The stones thereof are the place of sapphires,
And it hath dust of gold."
We have thus explained the three principal services rendered by mountains, but some others remain to be mentioned.
Mountains have an important influence on climate. The climate of highlands everywhere has certain peculiarities which distinguish it from that of adjacent lowlands. The air resting on mountains is less dense than that of the lowlands, and hence has fewer molecules to obstruct the entering sunbeams by day, or to stop the outward radiation at night. Therefore mountain air must be cooler; and so we find that on mountains the mean, or average, annual temperature is lower. This rarity of the air causes the ground to become hotter by day and colder by night than the ground of the plains; and so the extremes of temperature are greater. These extremes are injurious to vegetation in the higher regions, and the want of moisture still more so. But mountain-slopes up to a certain height usually have a moist climate; that is, they have more clouds and rain than the surrounding lowlands.
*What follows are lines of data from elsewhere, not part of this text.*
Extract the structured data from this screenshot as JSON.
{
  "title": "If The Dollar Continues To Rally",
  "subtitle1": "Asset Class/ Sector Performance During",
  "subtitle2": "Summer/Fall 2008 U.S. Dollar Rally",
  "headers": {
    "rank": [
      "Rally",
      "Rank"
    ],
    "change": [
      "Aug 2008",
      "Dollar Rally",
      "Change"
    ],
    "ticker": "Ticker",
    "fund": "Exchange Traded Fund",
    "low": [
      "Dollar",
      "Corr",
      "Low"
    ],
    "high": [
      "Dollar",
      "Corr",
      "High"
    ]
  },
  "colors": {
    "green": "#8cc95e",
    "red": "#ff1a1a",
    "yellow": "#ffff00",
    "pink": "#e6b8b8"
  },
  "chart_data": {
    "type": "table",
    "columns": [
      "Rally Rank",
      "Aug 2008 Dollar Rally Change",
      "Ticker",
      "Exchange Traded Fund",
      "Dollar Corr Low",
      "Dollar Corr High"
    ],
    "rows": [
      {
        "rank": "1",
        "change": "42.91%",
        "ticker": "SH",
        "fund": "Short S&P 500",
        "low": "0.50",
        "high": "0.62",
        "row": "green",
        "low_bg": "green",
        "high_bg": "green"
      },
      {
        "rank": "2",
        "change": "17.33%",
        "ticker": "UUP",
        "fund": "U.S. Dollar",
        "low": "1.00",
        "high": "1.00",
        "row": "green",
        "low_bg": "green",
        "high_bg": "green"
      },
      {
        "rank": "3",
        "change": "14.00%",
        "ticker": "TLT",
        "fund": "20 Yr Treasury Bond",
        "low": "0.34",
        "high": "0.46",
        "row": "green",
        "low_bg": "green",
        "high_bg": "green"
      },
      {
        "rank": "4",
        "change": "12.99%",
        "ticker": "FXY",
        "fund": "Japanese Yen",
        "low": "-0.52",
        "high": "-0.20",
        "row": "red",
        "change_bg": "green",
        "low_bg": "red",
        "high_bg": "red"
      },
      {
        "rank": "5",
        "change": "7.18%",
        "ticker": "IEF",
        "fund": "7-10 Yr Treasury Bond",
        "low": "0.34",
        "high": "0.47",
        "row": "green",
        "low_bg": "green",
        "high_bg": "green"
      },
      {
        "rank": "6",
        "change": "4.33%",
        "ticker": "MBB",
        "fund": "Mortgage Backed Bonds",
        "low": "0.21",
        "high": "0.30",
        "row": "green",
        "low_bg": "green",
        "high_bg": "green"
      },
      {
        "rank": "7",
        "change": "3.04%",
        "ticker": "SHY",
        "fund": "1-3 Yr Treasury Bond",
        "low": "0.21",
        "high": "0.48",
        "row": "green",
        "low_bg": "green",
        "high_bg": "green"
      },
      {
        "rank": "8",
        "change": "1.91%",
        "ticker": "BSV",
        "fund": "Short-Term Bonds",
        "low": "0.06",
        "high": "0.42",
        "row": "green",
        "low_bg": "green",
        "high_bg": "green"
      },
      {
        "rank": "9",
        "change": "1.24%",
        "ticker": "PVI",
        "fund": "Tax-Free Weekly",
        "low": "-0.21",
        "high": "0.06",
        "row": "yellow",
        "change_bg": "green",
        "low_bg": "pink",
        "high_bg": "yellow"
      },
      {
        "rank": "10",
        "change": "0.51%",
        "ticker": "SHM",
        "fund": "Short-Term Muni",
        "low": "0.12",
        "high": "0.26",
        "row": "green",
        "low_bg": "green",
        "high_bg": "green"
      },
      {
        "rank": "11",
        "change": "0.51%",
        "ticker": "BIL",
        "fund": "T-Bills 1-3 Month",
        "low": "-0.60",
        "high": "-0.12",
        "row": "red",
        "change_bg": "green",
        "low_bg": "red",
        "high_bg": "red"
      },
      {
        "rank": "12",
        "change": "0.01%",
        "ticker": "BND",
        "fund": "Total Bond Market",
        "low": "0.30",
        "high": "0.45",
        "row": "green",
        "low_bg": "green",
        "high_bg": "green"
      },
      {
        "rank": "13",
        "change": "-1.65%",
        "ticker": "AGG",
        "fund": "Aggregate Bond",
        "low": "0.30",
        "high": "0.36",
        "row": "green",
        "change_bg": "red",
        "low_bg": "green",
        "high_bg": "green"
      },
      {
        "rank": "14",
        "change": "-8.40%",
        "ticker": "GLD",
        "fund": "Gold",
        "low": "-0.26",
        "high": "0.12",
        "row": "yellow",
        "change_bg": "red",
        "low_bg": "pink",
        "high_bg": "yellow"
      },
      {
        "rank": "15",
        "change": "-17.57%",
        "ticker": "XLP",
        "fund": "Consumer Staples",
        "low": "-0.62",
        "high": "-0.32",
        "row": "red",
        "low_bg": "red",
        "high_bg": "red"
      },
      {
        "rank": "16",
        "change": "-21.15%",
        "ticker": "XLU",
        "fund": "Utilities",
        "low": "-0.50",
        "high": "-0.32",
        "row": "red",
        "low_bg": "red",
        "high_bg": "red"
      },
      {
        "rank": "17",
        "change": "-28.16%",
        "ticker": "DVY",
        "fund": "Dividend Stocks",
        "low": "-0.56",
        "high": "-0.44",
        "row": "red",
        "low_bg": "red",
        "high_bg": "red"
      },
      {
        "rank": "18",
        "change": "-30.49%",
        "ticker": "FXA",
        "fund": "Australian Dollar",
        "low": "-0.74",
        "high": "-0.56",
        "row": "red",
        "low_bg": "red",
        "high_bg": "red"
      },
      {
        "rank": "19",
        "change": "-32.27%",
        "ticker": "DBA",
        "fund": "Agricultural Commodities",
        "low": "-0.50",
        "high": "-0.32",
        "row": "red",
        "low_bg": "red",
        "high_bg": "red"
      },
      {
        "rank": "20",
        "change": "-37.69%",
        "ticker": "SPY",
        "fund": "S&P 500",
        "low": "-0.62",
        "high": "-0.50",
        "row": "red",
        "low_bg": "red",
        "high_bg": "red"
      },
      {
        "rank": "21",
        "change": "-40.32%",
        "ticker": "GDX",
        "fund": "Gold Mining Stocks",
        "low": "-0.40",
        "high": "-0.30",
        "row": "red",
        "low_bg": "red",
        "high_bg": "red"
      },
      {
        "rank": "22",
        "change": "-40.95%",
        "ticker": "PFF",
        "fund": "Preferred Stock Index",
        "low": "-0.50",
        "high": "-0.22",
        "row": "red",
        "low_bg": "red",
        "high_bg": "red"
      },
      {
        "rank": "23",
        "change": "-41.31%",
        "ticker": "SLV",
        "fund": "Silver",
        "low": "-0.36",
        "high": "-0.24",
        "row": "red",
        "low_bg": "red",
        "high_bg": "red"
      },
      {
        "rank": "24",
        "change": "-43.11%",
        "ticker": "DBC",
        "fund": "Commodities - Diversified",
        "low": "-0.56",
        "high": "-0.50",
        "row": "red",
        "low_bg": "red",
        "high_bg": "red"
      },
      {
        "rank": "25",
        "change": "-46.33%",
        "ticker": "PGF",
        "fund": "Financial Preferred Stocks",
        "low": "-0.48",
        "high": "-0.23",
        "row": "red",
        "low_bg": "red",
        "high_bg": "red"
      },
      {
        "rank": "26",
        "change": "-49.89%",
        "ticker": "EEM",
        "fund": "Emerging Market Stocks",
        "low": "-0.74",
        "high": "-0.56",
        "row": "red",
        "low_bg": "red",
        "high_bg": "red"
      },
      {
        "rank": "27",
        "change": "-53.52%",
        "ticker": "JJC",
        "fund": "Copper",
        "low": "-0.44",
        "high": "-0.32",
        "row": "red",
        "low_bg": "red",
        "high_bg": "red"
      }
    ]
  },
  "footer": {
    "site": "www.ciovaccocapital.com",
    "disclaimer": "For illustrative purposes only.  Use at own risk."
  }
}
Below the region of snow there is generally a heavy growth of forest; and forests in their turn exercise an important influence, helping to collect moisture, and in various ways to prevent extremes either of heat or cold.
The earth is divided into three well-marked zones or belts of climate: (1) The torrid zone within the tropics, where the sun is vertical twice a year, and days and nights are nearly equal; (2) The temperate zones, where the sun's rays come more obliquely, and so are less powerful, and where the length of day and night varies considerably; and (3) The frigid zones, round each of the poles, regions of intense cold, where for six months of the year the sun is never seen. Now, these broad divisions, so familiar to school children, are considerably interfered with by the height of various districts above the sea-level, or, as geographers say, by altitude. High ranges of mountains bring somewhat arctic conditions with them, even in low latitudes, where one would expect great heat. Thus the climate of the plains is very different from that of their neighbouring mountain-ranges, although their latitudes are practically the same. Travellers in Switzerland know how hot it can be in the Rhone Valley or in the plain of Lombardy, and how much cooler it is when you get up among the glaciers and the snowfields. Or to take an illustration from Great Britain: a hot summer would be somewhat trying in Edinburgh, Glasgow, or even Inverness, because they lie low, while among the Grampians, on Speyside, or Braemar, it would be very pleasant.
Vegetation follows climate. The sultry plains of the Ganges show a luxuriant tropical vegetation, while on the middle slopes of the Himalayas the climate is temperate, like that of Europe, and consequently the vegetation resembles that of a temperate region; and the highest parts of this great range are like polar latitudes in their climate, and partly also in their vegetation.
The arctic character of the climate of high mountain regions shows itself in the flora; for on the High Alps and the Highlands of Scotland and Norway, we find no small number of truly arctic plants whose home is much farther north. A very long time ago, when the climate of the whole of Northern Europe was extremely severe, and when great glaciers descended from the mountains into the plains, so that the aspect of the country was somewhat similar to that of Greenland at the present day, arctic plants and animals came down from their northern home, and flourished abundantly. This was during the Great Ice Age, which has left behind unmistakable evidences which the geologist can interpret as if they were written records. Then for some reason the climate became milder, the glaciers melted away, in Great Britain at least; but these arctic plants were left behind, and flourished still on the cool mountains, though they died out on the warm plains (see chap. iv., pp. [123]-[124]).